I have wasted much of this day. That would be all right if I'd had the time to lose, but when you get to be 44 and in the first few years of a career that could potentially take 60 hours a week, and you're in grad school which could potentially take 12 hours a week (or more), there's not much wiggle room. So today I TOTALLY FORGOT that there was a youth group spaghetti dinner tonight until 3 hours before it was to begin... and of course nobody knew the time so I assumed it was 5. Got up there to start boiling spaghetti at 4:30 and nobody was there. Nice. So I came back.
Most of the day I've been in a rotten mood even though I tried very hard not to be. I tried feeding all my needs - enough caffeine, protein, etc. This morning I asked myself what I needed to do to get out of my funky mood and the Partridge Family theme came into my mind. "C'mon, get happy!!!"
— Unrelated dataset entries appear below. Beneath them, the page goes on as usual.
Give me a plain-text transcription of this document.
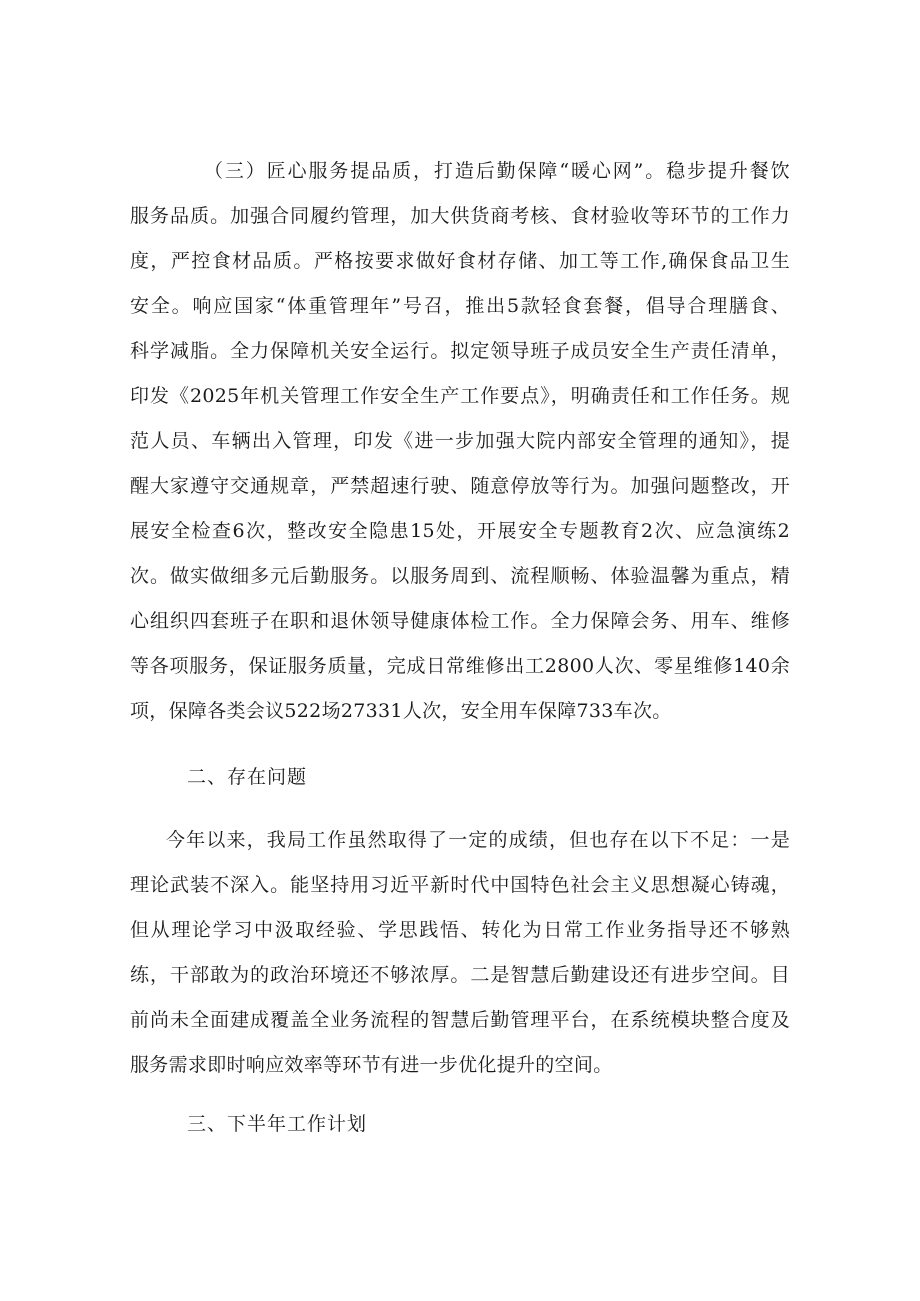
（三）匠心服务提品质，打造后勤保障“暖心网”。稳步提升餐饮
服务品质。加强合同履约管理，加大供货商考核、食材验收等环节的工作力
度，严控食材品质。严格按要求做好食材存储、加工等工作,确保食品卫生
安全。响应国家“体重管理年”号召，推出5款轻食套餐，倡导合理膳食、
科学减脂。全力保障机关安全运行。拟定领导班子成员安全生产责任清单，
印发《2025年机关管理工作安全生产工作要点》，明确责任和工作任务。规
范人员、车辆出入管理，印发《进一步加强大院内部安全管理的通知》，提
醒大家遵守交通规章，严禁超速行驶、随意停放等行为。加强问题整改，开
展安全检查6次，整改安全隐患15处，开展安全专题教育2次、应急演练2
次。做实做细多元后勤服务。以服务周到、流程顺畅、体验温馨为重点，精
心组织四套班子在职和退休领导健康体检工作。全力保障会务、用车、维修
等各项服务，保证服务质量，完成日常维修出工2800人次、零星维修140余
项，保障各类会议522场27331人次，安全用车保障733车次。
二、存在问题
今年以来，我局工作虽然取得了一定的成绩，但也存在以下不足：一是
理论武装不深入。能坚持用习近平新时代中国特色社会主义思想凝心铸魂，
但从理论学习中汲取经验、学思践悟、转化为日常工作业务指导还不够熟
练，干部敢为的政治环境还不够浓厚。二是智慧后勤建设还有进步空间。目
前尚未全面建成覆盖全业务流程的智慧后勤管理平台，在系统模块整合度及
服务需求即时响应效率等环节有进一步优化提升的空间。
三、下半年工作计划
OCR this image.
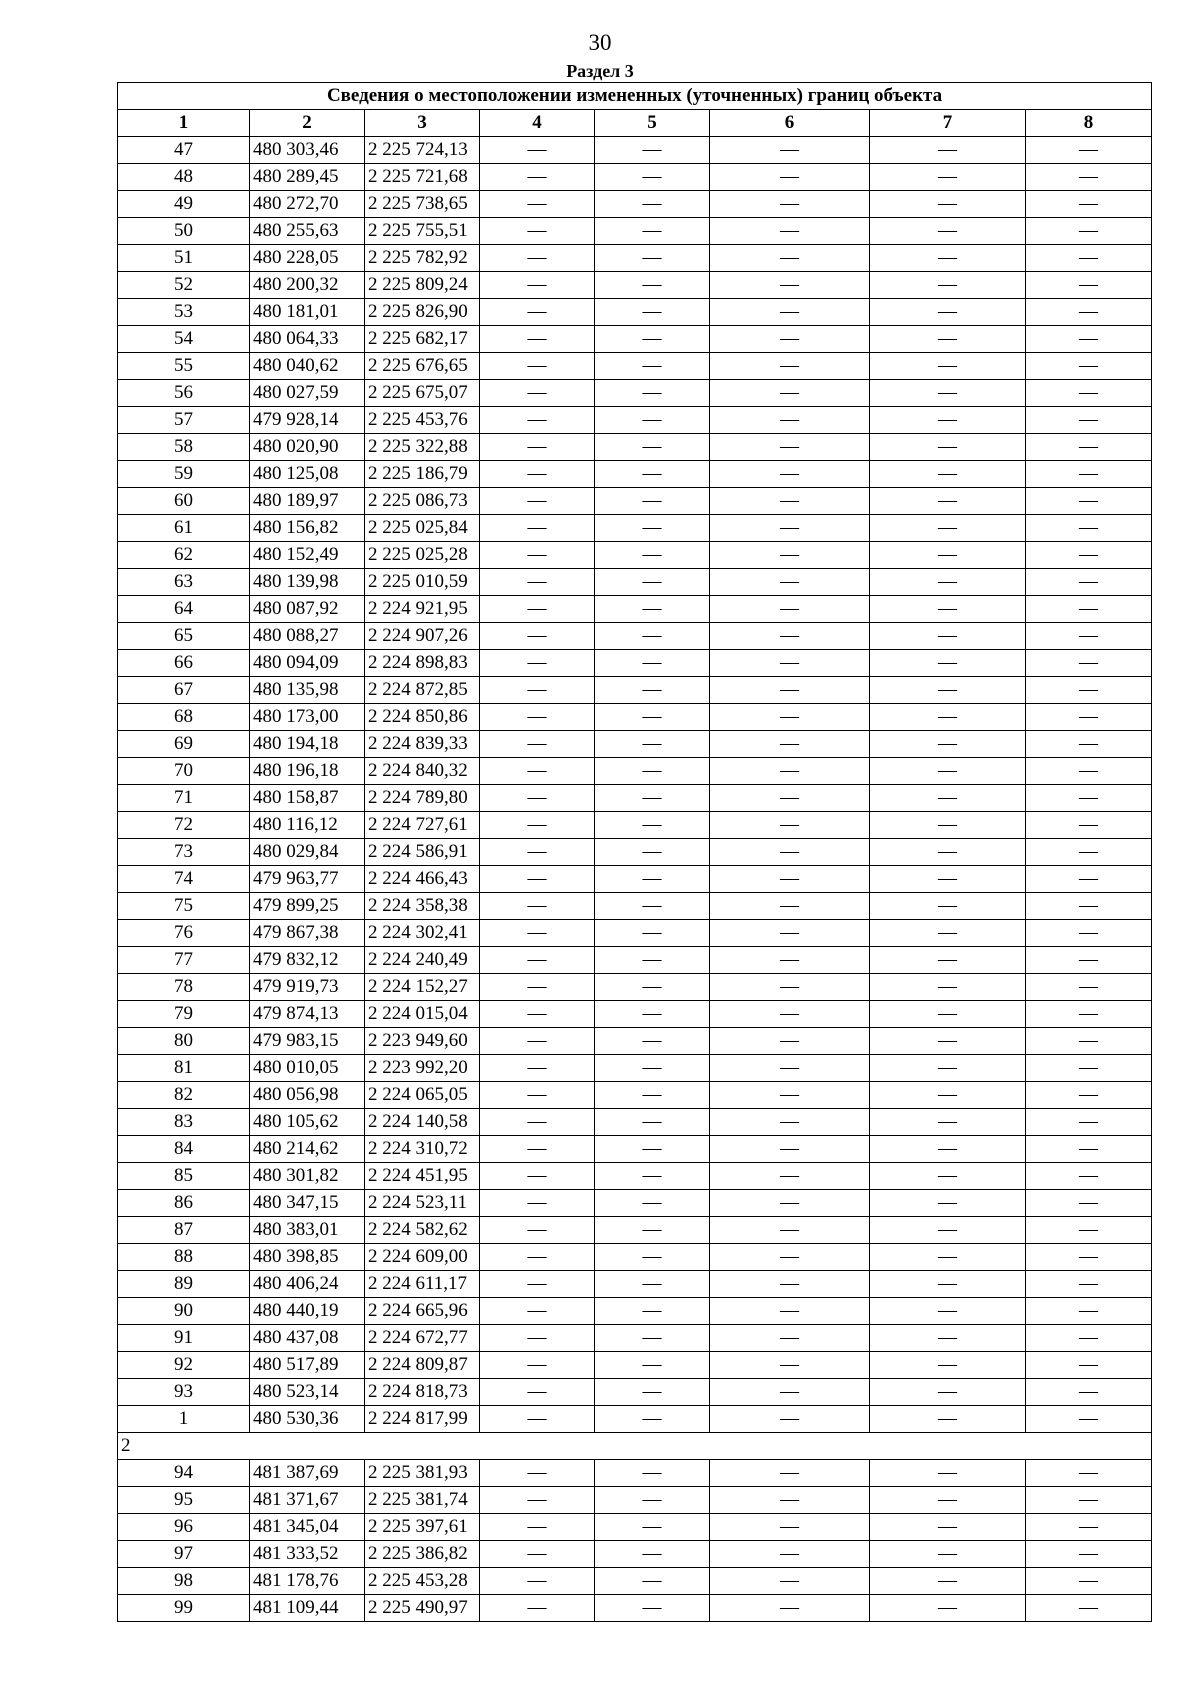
30
Раздел 3
Сведения о местоположении измененных (уточненных) границ объекта							
1	2	3	4	5	6	7	8
47	480 303,46	2 225 724,13	—	—	—	—	—
48	480 289,45	2 225 721,68	—	—	—	—	—
49	480 272,70	2 225 738,65	—	—	—	—	—
50	480 255,63	2 225 755,51	—	—	—	—	—
51	480 228,05	2 225 782,92	—	—	—	—	—
52	480 200,32	2 225 809,24	—	—	—	—	—
53	480 181,01	2 225 826,90	—	—	—	—	—
54	480 064,33	2 225 682,17	—	—	—	—	—
55	480 040,62	2 225 676,65	—	—	—	—	—
56	480 027,59	2 225 675,07	—	—	—	—	—
57	479 928,14	2 225 453,76	—	—	—	—	—
58	480 020,90	2 225 322,88	—	—	—	—	—
59	480 125,08	2 225 186,79	—	—	—	—	—
60	480 189,97	2 225 086,73	—	—	—	—	—
61	480 156,82	2 225 025,84	—	—	—	—	—
62	480 152,49	2 225 025,28	—	—	—	—	—
63	480 139,98	2 225 010,59	—	—	—	—	—
64	480 087,92	2 224 921,95	—	—	—	—	—
65	480 088,27	2 224 907,26	—	—	—	—	—
66	480 094,09	2 224 898,83	—	—	—	—	—
67	480 135,98	2 224 872,85	—	—	—	—	—
68	480 173,00	2 224 850,86	—	—	—	—	—
69	480 194,18	2 224 839,33	—	—	—	—	—
70	480 196,18	2 224 840,32	—	—	—	—	—
71	480 158,87	2 224 789,80	—	—	—	—	—
72	480 116,12	2 224 727,61	—	—	—	—	—
73	480 029,84	2 224 586,91	—	—	—	—	—
74	479 963,77	2 224 466,43	—	—	—	—	—
75	479 899,25	2 224 358,38	—	—	—	—	—
76	479 867,38	2 224 302,41	—	—	—	—	—
77	479 832,12	2 224 240,49	—	—	—	—	—
78	479 919,73	2 224 152,27	—	—	—	—	—
79	479 874,13	2 224 015,04	—	—	—	—	—
80	479 983,15	2 223 949,60	—	—	—	—	—
81	480 010,05	2 223 992,20	—	—	—	—	—
82	480 056,98	2 224 065,05	—	—	—	—	—
83	480 105,62	2 224 140,58	—	—	—	—	—
84	480 214,62	2 224 310,72	—	—	—	—	—
85	480 301,82	2 224 451,95	—	—	—	—	—
86	480 347,15	2 224 523,11	—	—	—	—	—
87	480 383,01	2 224 582,62	—	—	—	—	—
88	480 398,85	2 224 609,00	—	—	—	—	—
89	480 406,24	2 224 611,17	—	—	—	—	—
90	480 440,19	2 224 665,96	—	—	—	—	—
91	480 437,08	2 224 672,77	—	—	—	—	—
92	480 517,89	2 224 809,87	—	—	—	—	—
93	480 523,14	2 224 818,73	—	—	—	—	—
1	480 530,36	2 224 817,99	—	—	—	—	—
2							
94	481 387,69	2 225 381,93	—	—	—	—	—
95	481 371,67	2 225 381,74	—	—	—	—	—
96	481 345,04	2 225 397,61	—	—	—	—	—
97	481 333,52	2 225 386,82	—	—	—	—	—
98	481 178,76	2 225 453,28	—	—	—	—	—
99	481 109,44	2 225 490,97	—	—	—	—	—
Well, for awhile I did okay. Then Randy told me about the spaghetti dinner, WHICH he's not attending with me because he's gone to Outback with his mom. It's the annual UK vs Vandy game, and they're eating out before that. I really wouldn't have wanted him to miss that for the spaghetti dinner. I'd just completely forgotten.
As I was leaving the church (the first time, remember... gotta go back in a few), I thought, what am I gonna do with an hour??? And I saw the sign on the church... "You can do more in one hour with God than in a lifetime without Him." I came home and said, "OK, God, I've got an hour. Can You help a girl out here?" So I've put away folded clothes, written all this, eaten Girl Scout cookies... and I have a few more minutes. You gotta have faith.